There are two primary ways to deal with tax debts. Either deal directly with the taxing authority, or discharge them through bankruptcy.
Discharging Taxes in Bankruptcy
- You have owed the income tax for more than three years.
- You filed the tax returns, for the debt you wish to discharge, more than two years ago.
- The IRS has not assessed your tax returns in the last 240 days.
- You taxes were timely filed, including filing within any permitted extensions.
- There is no fraud.
Whatever taxes that does not get discharged (forgiven), you’ll still have to pay after Chapter 7.
What if your taxes are non-dischargeable because it doesn’t mean the rules? That’s where Chapter 13 can come in handy. In Chapter 13, you will pay this money back in monthly payments that will be stretched out over three or five years. A Chapter 13 can be a lifesaver because it transforms your tax debt into a manageable monthly payment.
Handling Taxes with a Taxing Authority
Sometimes it’s best to deal directly with the taxing authority. This can include the Internal Revenue Service (“IRS”), Franchise Tax Board (“FTB”), and Board of Equalization (“BOE”), among others.

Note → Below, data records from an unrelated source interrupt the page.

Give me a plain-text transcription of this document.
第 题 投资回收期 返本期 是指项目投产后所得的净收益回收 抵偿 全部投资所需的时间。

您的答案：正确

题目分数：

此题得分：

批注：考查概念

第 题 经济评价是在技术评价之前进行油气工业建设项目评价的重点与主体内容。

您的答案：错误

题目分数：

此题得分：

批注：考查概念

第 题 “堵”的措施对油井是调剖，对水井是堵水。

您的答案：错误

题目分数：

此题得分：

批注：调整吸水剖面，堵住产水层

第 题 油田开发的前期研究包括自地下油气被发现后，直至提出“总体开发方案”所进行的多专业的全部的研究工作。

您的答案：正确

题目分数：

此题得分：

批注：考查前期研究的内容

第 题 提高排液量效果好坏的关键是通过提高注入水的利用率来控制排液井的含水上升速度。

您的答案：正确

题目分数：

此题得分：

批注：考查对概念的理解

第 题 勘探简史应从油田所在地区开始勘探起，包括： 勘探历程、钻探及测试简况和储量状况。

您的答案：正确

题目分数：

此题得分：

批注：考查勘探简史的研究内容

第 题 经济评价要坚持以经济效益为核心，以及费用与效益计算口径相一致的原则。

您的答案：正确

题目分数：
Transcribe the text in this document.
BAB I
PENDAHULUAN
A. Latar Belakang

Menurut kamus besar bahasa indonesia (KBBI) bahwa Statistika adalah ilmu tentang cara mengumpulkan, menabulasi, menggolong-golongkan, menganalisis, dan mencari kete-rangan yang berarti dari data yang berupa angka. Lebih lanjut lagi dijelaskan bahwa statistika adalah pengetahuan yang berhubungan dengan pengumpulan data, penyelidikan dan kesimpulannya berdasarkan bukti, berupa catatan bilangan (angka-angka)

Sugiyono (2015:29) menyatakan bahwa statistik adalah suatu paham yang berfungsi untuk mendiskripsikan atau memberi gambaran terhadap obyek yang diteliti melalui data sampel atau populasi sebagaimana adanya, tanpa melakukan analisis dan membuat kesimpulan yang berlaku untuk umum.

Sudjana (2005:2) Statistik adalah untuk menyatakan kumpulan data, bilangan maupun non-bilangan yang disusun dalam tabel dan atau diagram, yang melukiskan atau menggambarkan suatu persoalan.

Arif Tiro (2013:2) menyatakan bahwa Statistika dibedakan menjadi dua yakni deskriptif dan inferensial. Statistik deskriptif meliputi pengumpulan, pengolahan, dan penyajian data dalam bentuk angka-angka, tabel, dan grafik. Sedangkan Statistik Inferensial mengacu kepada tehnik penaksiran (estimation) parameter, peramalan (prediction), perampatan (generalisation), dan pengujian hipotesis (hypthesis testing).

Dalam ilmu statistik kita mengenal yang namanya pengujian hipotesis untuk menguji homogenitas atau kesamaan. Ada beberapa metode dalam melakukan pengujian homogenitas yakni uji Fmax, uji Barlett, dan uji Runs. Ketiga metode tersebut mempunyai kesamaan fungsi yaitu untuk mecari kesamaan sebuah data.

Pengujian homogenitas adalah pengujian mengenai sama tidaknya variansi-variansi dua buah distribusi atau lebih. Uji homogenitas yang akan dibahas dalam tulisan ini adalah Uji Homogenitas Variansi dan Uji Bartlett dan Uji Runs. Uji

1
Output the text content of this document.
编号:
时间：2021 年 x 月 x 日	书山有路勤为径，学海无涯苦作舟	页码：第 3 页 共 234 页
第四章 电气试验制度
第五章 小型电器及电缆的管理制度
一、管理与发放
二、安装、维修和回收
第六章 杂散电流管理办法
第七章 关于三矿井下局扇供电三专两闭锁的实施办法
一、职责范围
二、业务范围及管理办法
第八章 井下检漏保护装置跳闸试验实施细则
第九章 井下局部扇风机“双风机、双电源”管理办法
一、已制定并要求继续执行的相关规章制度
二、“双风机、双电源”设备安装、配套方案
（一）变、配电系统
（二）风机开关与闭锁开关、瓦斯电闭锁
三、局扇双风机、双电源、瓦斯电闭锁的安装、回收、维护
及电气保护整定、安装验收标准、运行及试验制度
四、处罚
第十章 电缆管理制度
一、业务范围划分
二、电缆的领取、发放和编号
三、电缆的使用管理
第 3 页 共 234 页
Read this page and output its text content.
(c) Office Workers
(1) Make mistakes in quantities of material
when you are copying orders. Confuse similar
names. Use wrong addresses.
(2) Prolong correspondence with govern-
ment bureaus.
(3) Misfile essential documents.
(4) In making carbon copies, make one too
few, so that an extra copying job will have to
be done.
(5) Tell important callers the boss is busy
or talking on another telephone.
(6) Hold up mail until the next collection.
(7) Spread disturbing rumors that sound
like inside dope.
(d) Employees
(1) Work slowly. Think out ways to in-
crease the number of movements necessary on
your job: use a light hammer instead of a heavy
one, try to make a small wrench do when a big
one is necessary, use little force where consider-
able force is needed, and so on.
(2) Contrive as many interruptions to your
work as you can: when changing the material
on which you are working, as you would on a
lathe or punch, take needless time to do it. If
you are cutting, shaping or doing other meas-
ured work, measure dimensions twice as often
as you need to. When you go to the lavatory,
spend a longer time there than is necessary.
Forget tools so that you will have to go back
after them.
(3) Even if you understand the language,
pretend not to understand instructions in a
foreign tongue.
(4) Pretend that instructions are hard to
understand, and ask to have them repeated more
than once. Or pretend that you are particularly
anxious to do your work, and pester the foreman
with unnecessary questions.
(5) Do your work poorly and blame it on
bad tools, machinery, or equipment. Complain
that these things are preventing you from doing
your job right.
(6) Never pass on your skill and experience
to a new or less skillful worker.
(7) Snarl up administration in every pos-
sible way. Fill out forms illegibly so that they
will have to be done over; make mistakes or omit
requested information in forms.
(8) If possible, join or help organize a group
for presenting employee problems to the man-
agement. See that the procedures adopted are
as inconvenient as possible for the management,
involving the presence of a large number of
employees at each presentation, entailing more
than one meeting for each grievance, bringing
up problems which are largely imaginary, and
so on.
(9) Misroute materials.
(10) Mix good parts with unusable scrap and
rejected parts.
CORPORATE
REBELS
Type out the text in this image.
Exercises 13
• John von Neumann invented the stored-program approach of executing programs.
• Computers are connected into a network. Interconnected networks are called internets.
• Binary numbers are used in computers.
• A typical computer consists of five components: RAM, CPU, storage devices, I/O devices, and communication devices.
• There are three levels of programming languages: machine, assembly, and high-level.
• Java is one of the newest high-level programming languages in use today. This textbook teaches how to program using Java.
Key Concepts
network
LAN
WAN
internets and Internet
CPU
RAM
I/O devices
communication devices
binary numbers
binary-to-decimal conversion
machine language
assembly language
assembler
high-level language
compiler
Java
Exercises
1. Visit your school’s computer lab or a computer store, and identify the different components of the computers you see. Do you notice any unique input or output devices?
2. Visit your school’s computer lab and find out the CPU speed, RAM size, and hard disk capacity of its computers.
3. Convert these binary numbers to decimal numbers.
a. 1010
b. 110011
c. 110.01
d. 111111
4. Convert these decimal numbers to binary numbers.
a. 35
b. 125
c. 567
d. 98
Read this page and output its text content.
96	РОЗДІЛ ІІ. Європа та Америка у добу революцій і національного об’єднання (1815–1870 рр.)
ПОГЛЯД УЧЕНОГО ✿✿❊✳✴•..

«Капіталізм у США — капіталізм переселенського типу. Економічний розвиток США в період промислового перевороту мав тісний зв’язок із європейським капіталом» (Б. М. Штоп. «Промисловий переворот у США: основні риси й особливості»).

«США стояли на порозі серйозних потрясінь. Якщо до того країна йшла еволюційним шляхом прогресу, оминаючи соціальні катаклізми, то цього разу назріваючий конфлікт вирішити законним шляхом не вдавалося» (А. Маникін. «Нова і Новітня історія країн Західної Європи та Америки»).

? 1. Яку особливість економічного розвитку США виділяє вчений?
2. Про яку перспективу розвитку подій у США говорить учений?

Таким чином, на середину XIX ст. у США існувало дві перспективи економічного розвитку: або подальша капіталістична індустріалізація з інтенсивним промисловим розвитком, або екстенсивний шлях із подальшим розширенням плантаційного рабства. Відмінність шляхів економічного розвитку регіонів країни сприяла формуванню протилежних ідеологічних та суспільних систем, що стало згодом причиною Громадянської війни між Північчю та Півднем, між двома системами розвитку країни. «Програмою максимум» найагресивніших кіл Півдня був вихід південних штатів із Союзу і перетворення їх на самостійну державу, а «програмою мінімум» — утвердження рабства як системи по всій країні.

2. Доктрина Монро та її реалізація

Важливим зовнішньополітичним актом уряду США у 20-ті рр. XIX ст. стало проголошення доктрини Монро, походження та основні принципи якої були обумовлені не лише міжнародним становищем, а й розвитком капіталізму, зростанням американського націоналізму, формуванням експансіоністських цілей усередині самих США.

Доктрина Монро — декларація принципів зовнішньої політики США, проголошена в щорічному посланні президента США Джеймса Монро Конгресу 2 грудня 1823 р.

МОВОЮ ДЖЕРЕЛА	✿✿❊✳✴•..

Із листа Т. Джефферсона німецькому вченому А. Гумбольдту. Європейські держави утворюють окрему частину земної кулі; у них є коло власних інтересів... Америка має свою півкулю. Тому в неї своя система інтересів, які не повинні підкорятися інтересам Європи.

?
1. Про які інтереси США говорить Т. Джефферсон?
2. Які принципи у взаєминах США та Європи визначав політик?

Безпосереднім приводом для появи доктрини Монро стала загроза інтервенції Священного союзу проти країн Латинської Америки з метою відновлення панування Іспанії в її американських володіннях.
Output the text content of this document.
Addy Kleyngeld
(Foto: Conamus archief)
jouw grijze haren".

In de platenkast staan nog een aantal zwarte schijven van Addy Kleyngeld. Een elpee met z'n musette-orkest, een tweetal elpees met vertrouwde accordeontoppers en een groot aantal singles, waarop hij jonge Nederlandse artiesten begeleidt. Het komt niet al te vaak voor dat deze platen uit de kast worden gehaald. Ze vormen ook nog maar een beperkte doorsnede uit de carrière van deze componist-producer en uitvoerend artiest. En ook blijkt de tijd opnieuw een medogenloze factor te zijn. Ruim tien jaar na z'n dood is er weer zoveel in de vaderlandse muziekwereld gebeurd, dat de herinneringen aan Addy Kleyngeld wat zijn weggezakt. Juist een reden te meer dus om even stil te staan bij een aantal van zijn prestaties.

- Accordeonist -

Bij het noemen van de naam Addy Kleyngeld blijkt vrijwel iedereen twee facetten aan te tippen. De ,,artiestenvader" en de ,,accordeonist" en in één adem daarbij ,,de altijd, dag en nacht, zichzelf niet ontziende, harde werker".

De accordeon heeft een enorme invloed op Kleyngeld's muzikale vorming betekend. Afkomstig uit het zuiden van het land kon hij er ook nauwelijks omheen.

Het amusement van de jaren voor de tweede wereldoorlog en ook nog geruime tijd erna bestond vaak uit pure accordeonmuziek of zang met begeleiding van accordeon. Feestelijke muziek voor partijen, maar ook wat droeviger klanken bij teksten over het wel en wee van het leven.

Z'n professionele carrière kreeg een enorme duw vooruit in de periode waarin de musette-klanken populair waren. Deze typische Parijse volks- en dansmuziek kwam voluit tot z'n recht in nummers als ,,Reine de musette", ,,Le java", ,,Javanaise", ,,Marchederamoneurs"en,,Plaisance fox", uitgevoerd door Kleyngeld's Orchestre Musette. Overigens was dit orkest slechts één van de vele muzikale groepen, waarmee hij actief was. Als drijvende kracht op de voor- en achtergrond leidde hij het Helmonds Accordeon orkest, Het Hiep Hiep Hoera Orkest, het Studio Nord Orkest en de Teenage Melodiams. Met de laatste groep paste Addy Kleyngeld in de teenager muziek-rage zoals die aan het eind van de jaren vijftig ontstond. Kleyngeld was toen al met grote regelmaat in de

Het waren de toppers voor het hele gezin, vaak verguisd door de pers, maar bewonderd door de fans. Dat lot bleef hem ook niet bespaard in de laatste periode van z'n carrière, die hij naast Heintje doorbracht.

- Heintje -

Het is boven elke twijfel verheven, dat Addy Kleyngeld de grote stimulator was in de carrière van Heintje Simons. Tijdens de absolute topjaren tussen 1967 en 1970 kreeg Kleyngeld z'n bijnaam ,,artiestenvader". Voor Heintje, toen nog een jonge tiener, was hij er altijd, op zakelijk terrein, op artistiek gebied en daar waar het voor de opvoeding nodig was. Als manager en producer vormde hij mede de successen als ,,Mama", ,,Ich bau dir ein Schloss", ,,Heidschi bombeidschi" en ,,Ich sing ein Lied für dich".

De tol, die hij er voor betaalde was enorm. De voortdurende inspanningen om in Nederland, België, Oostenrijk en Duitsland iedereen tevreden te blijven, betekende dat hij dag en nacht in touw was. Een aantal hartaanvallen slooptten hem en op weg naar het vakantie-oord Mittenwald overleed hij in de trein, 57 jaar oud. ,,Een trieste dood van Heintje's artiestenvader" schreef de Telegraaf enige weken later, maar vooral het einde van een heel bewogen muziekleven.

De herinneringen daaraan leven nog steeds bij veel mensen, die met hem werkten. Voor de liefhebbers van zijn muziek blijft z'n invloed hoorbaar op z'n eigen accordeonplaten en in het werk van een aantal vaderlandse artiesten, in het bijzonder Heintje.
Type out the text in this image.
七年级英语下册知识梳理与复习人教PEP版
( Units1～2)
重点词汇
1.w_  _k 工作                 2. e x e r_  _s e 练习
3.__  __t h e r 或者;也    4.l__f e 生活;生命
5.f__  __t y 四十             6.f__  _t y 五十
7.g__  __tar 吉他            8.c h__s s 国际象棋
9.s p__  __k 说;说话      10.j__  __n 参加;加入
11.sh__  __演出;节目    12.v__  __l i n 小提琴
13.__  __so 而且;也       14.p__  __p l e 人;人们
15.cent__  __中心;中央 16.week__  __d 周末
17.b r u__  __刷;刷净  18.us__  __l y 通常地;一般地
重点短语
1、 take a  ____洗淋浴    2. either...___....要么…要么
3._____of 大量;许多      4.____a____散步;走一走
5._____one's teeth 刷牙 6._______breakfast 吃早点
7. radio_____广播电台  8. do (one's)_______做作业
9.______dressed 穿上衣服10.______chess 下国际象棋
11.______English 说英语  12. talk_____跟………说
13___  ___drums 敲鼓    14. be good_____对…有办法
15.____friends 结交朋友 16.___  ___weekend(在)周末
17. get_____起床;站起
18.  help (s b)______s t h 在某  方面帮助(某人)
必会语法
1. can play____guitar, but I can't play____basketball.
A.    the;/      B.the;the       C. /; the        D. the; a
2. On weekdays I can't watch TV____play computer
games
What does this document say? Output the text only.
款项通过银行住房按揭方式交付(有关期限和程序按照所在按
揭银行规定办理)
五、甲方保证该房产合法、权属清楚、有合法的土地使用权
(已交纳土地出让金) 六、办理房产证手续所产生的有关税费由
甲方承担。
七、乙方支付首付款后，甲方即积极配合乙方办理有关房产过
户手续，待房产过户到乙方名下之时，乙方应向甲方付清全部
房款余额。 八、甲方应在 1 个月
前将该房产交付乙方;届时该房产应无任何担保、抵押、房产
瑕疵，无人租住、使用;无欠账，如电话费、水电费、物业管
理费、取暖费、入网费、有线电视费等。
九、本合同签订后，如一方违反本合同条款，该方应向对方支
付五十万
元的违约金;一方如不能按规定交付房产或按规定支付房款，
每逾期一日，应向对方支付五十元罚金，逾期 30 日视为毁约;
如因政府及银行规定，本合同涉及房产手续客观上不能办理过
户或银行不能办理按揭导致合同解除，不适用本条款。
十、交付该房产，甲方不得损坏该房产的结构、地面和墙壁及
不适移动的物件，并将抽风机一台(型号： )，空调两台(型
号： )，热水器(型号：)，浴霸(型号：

Perhaps it is simply an installment agreement where you agree to enter into a repayment over a certain period of time. An officer in compromise (“OIC”) might be a better option. With an OIC, you make your case to the IRS or FTB that you don’t have the income and assets to repay all or some of the debt. It is essentially a method of forgiveness, subject to some guidelines and discretion by the IRS and FTB.